“Should Prisoners Have the Right to Vote?”
September 3, 2019 JIE Updates
By Kiana Taghavi
“Should prisoners have the right to vote while they serve time?”
On the evening of July 18th, this question was central to a debate about criminal justice reform and prisoner voting rights organized and led by the Rikers Debate Project, frank news, and New York State Senator Zellnor Myrie.
The Rikers Debate Project, an organization of former college debaters, young professionals, and public service leaders, teaches competitive debate skills, conflict resolution, and public citizenship, to those held on Rikers Island. The evening’s event featured four debaters from the program, including formerly incarcerated individuals as well as law students with a deep interest in studying and combating the prison industrial complex.
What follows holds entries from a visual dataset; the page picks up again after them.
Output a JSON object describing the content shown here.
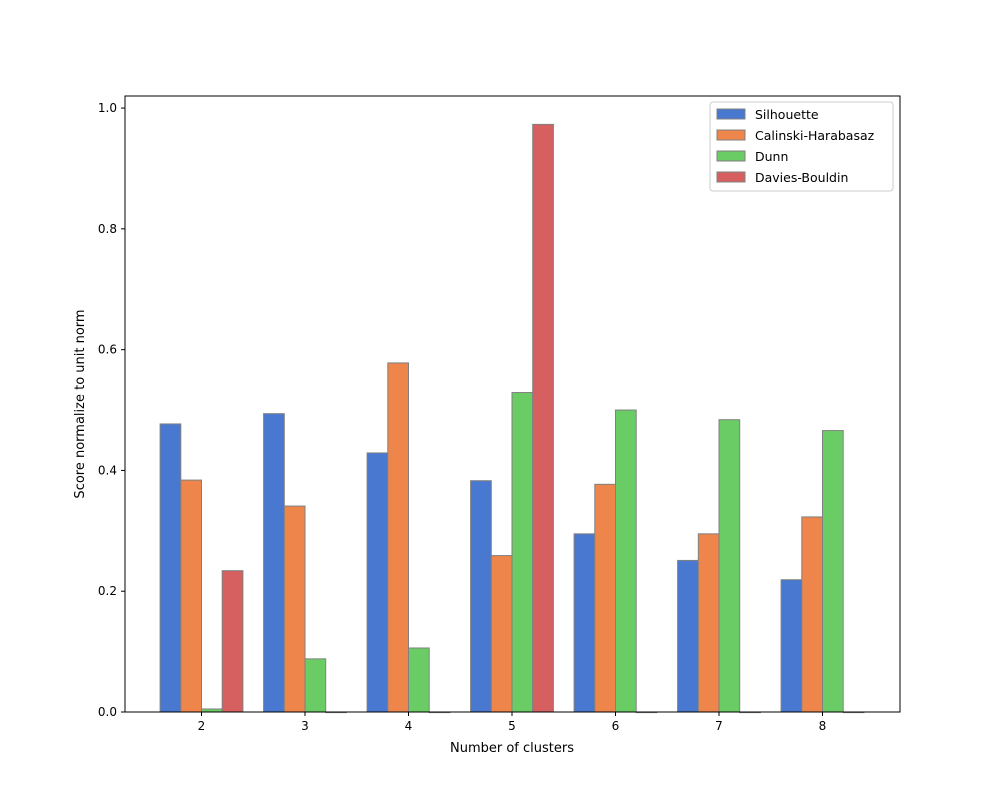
{
  "chart_data": {
    "type": "bar",
    "title": "",
    "xlabel": "Number of clusters",
    "ylabel": "Score normalize to unit norm",
    "categories": [
      "2",
      "3",
      "4",
      "5",
      "6",
      "7",
      "8"
    ],
    "ylim": [
      0,
      1.02
    ],
    "yticks": [
      0.0,
      0.2,
      0.4,
      0.6,
      0.8,
      1.0
    ],
    "ytick_labels": [
      "0.0",
      "0.2",
      "0.4",
      "0.6",
      "0.8",
      "1.0"
    ],
    "grid": false,
    "legend_position": "top-right",
    "bar_edge_color": "#808080",
    "series": [
      {
        "name": "Silhouette",
        "color": "#4878d0",
        "values": [
          0.477,
          0.494,
          0.429,
          0.383,
          0.295,
          0.251,
          0.219
        ]
      },
      {
        "name": "Calinski-Harabasaz",
        "color": "#ee854a",
        "values": [
          0.384,
          0.341,
          0.578,
          0.259,
          0.377,
          0.295,
          0.323
        ]
      },
      {
        "name": "Dunn",
        "color": "#6acc64",
        "values": [
          0.005,
          0.088,
          0.106,
          0.529,
          0.5,
          0.484,
          0.466
        ]
      },
      {
        "name": "Davies-Bouldin",
        "color": "#d65f5f",
        "values": [
          0.234,
          0.0,
          0.0,
          0.973,
          0.0,
          0.0,
          0.0
        ]
      }
    ]
  }
}
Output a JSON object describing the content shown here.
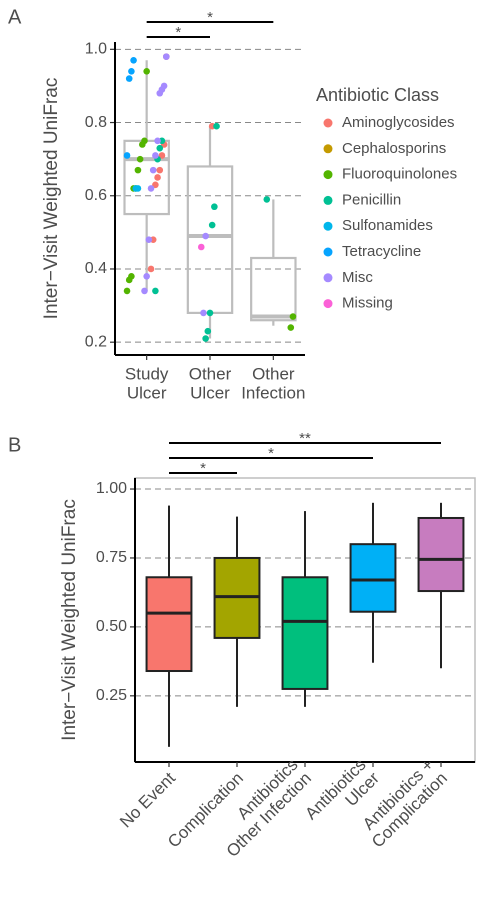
{
  "chart_data": [
    {
      "type": "box",
      "panel": "A",
      "y_label": "Inter−Visit Weighted UniFrac",
      "legend_title": "Antibiotic Class",
      "categories": [
        [
          "Study",
          "Ulcer"
        ],
        [
          "Other",
          "Ulcer"
        ],
        [
          "Other",
          "Infection"
        ]
      ],
      "ylim": [
        0.165,
        1.02
      ],
      "yticks": [
        0.2,
        0.4,
        0.6,
        0.8,
        {
          "value": 1,
          "label": "1.0"
        }
      ],
      "grid": true,
      "box_color": "#bdbdbd",
      "boxes": [
        {
          "whisker_low": 0.34,
          "q1": 0.55,
          "median": 0.7,
          "q3": 0.75,
          "whisker_high": 0.97
        },
        {
          "whisker_low": 0.21,
          "q1": 0.28,
          "median": 0.49,
          "q3": 0.68,
          "whisker_high": 0.79
        },
        {
          "whisker_low": 0.245,
          "q1": 0.26,
          "median": 0.27,
          "q3": 0.43,
          "whisker_high": 0.59
        }
      ],
      "series": [
        {
          "name": "Aminoglycosides",
          "color": "#f8766d",
          "values": [
            [
              0.98,
              0.74,
              0.71,
              0.67,
              0.65,
              0.63,
              0.48,
              0.4
            ],
            [
              0.79
            ],
            []
          ]
        },
        {
          "name": "Cephalosporins",
          "color": "#c49a00",
          "values": [
            [],
            [],
            []
          ]
        },
        {
          "name": "Fluoroquinolones",
          "color": "#53b400",
          "values": [
            [
              0.94,
              0.75,
              0.74,
              0.7,
              0.67,
              0.62,
              0.62,
              0.38,
              0.37,
              0.34
            ],
            [],
            [
              0.27,
              0.24
            ]
          ]
        },
        {
          "name": "Penicillin",
          "color": "#00c094",
          "values": [
            [
              0.75,
              0.73,
              0.7,
              0.34
            ],
            [
              0.79,
              0.57,
              0.52,
              0.28,
              0.23,
              0.21
            ],
            [
              0.59
            ]
          ]
        },
        {
          "name": "Sulfonamides",
          "color": "#00b6eb",
          "values": [
            [
              0.62,
              0.62
            ],
            [],
            []
          ]
        },
        {
          "name": "Tetracycline",
          "color": "#06a4ff",
          "values": [
            [
              0.97,
              0.94,
              0.92,
              0.71
            ],
            [],
            []
          ]
        },
        {
          "name": "Misc",
          "color": "#a58aff",
          "values": [
            [
              0.98,
              0.9,
              0.89,
              0.88,
              0.75,
              0.71,
              0.67,
              0.62,
              0.48,
              0.38,
              0.34
            ],
            [
              0.49,
              0.28
            ],
            []
          ]
        },
        {
          "name": "Missing",
          "color": "#fb61d7",
          "values": [
            [],
            [
              0.46
            ],
            []
          ]
        }
      ],
      "significance": [
        {
          "pair": [
            0,
            1
          ],
          "label": "*"
        },
        {
          "pair": [
            0,
            2
          ],
          "label": "*"
        }
      ]
    },
    {
      "type": "box",
      "panel": "B",
      "y_label": "Inter−Visit Weighted UniFrac",
      "categories": [
        [
          "No Event"
        ],
        [
          "Complication"
        ],
        [
          "Antibiotics",
          "Other Infection"
        ],
        [
          "Antibiotics",
          "Ulcer"
        ],
        [
          "Antibiotics +",
          "Complication"
        ]
      ],
      "ylim": [
        0.01,
        1.04
      ],
      "yticks": [
        0.25,
        {
          "value": 0.5,
          "label": "0.50"
        },
        0.75,
        {
          "value": 1,
          "label": "1.00"
        }
      ],
      "grid": true,
      "boxes": [
        {
          "whisker_low": 0.065,
          "q1": 0.34,
          "median": 0.55,
          "q3": 0.68,
          "whisker_high": 0.94,
          "color": "#f8766d"
        },
        {
          "whisker_low": 0.21,
          "q1": 0.46,
          "median": 0.61,
          "q3": 0.75,
          "whisker_high": 0.9,
          "color": "#a3a500"
        },
        {
          "whisker_low": 0.21,
          "q1": 0.275,
          "median": 0.52,
          "q3": 0.68,
          "whisker_high": 0.92,
          "color": "#00bf7d"
        },
        {
          "whisker_low": 0.37,
          "q1": 0.555,
          "median": 0.67,
          "q3": 0.8,
          "whisker_high": 0.95,
          "color": "#00b0f6"
        },
        {
          "whisker_low": 0.35,
          "q1": 0.63,
          "median": 0.745,
          "q3": 0.895,
          "whisker_high": 0.95,
          "color": "#c77cbf"
        }
      ],
      "significance": [
        {
          "pair": [
            0,
            1
          ],
          "label": "*"
        },
        {
          "pair": [
            0,
            3
          ],
          "label": "*"
        },
        {
          "pair": [
            0,
            4
          ],
          "label": "**"
        }
      ]
    }
  ]
}
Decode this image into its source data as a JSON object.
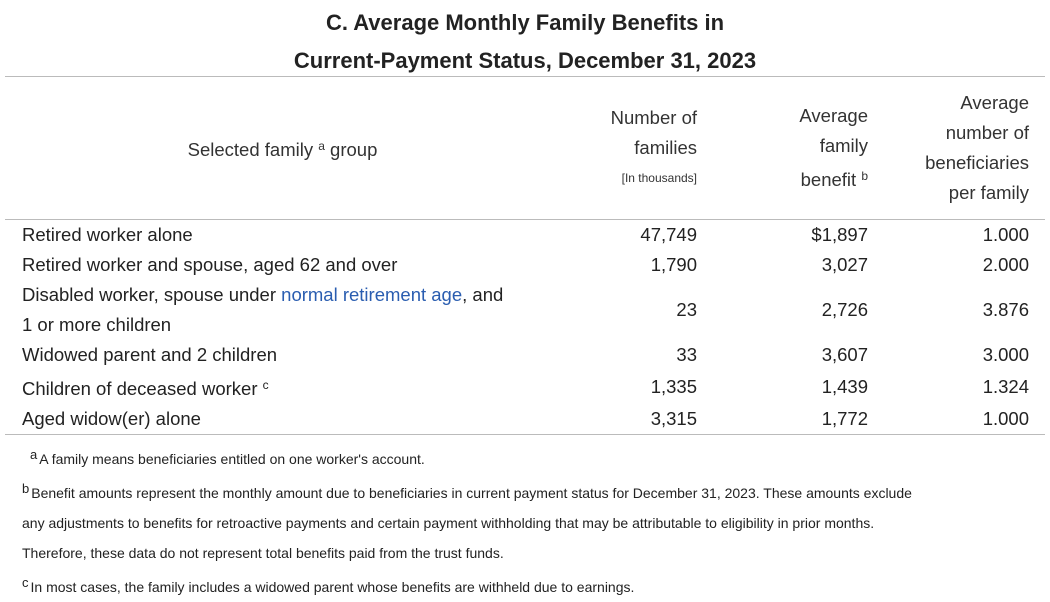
{
  "title": {
    "line1": "C. Average Monthly Family Benefits in",
    "line2": "Current-Payment Status, December 31, 2023"
  },
  "headers": {
    "group": "Selected family",
    "group_sup": "a",
    "group_tail": "group",
    "families_1": "Number of",
    "families_2": "families",
    "families_unit": "[In thousands]",
    "benefit_1": "Average",
    "benefit_2": "family",
    "benefit_3": "benefit",
    "benefit_sup": "b",
    "bene_1": "Average",
    "bene_2": "number of",
    "bene_3": "beneficiaries",
    "bene_4": "per family"
  },
  "rows": [
    {
      "label": "Retired worker alone",
      "families": "47,749",
      "benefit": "$1,897",
      "beneficiaries": "1.000"
    },
    {
      "label": "Retired worker and spouse, aged 62 and over",
      "families": "1,790",
      "benefit": "3,027",
      "beneficiaries": "2.000"
    },
    {
      "label_pre": "Disabled worker, spouse under ",
      "label_link": "normal retirement age",
      "label_post": ", and",
      "label_line2": "1 or more children",
      "families": "23",
      "benefit": "2,726",
      "beneficiaries": "3.876"
    },
    {
      "label": "Widowed parent and 2 children",
      "families": "33",
      "benefit": "3,607",
      "beneficiaries": "3.000"
    },
    {
      "label": "Children of deceased worker",
      "label_sup": "c",
      "families": "1,335",
      "benefit": "1,439",
      "beneficiaries": "1.324"
    },
    {
      "label": "Aged widow(er) alone",
      "families": "3,315",
      "benefit": "1,772",
      "beneficiaries": "1.000"
    }
  ],
  "footnotes": {
    "a_mark": "a",
    "a": "A family means beneficiaries entitled on one worker's account.",
    "b_mark": "b",
    "b1": "Benefit amounts represent the monthly amount due to beneficiaries in current payment status for December 31, 2023. These amounts exclude",
    "b2": "any adjustments to benefits for retroactive payments and certain payment withholding that may be attributable to eligibility in prior months.",
    "b3": "Therefore, these data do not represent total benefits paid from the trust funds.",
    "c_mark": "c",
    "c": "In most cases, the family includes a widowed parent whose benefits are withheld due to earnings."
  },
  "colors": {
    "link": "#2a5db0",
    "rule": "#bbbbbb"
  }
}
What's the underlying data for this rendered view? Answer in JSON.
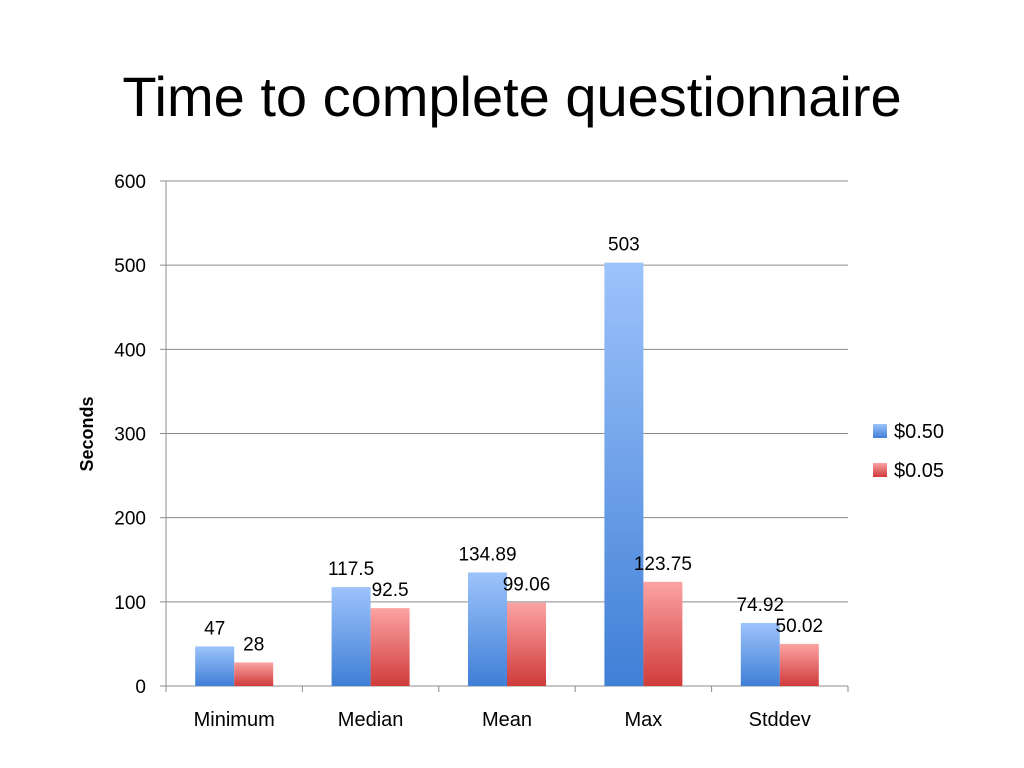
{
  "title": "Time to complete questionnaire",
  "chart_data": {
    "type": "bar",
    "title": "Time to complete questionnaire",
    "xlabel": "",
    "ylabel": "Seconds",
    "ylim": [
      0,
      600
    ],
    "ytick_step": 100,
    "grid": true,
    "legend_position": "right",
    "categories": [
      "Minimum",
      "Median",
      "Mean",
      "Max",
      "Stddev"
    ],
    "series": [
      {
        "name": "$0.50",
        "values": [
          47,
          117.5,
          134.89,
          503,
          74.92
        ],
        "labels": [
          "47",
          "117.5",
          "134.89",
          "503",
          "74.92"
        ],
        "color_top": "#9dc3fb",
        "color_bottom": "#3f7fd6"
      },
      {
        "name": "$0.05",
        "values": [
          28,
          92.5,
          99.06,
          123.75,
          50.02
        ],
        "labels": [
          "28",
          "92.5",
          "99.06",
          "123.75",
          "50.02"
        ],
        "color_top": "#fca3a3",
        "color_bottom": "#d03b3b"
      }
    ]
  }
}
State Senator Myrie introduced the debate by reiterating the steps that New York has taken to address the injustices within our criminal justice system, such as eliminating cash bail. But he reminded the attendees that people who are currently or formerly imprisoned are disproportionately denied the protections and basic services that a democracy seeks to uphold. He ended his introduction by arguing, “To vote is to speak.”
The debate centered around a series of questions. The first of which was, “Should you lose rights when you make bad decisions?”
One side claimed that disenfranchisement is a part of punishment and that re-enfranchisement of inmates can incentivize politicians to be light on crime. The other side countered that disenfranchisement is a form of segregation, thereby undermining the criminal justice system’s claim to seek rehabilitation and reintegration into society. Demographically, they added, inmates represent large parts of our urban populations, so carceral disenfranchisement can inflate the votes of individuals who are statistically shown to reside in more rural areas of the country.
“Should you work for your right to vote?”, one member of the debate team asked rhetorically, which prompted another to reply, “Is voting a privilege or a right?” Both sides agreed, however, that the language of “privilege” overwhelmingly classifies prisoners as non-citizens, seizing their right to vote, and their right to speak.
The evening, which was full of raw conversation and introspection, ended with yet another question that attendees would carry with them when they left the event: “How fundamental do we think voting is and should be?”
Kiana Taghavi is a junior at Columbia University, studying Political Science and French. She is passionate about criminal justice reform, and hopes to pursue a career in public interest law, fighting for the needs and rights of all members in our communities.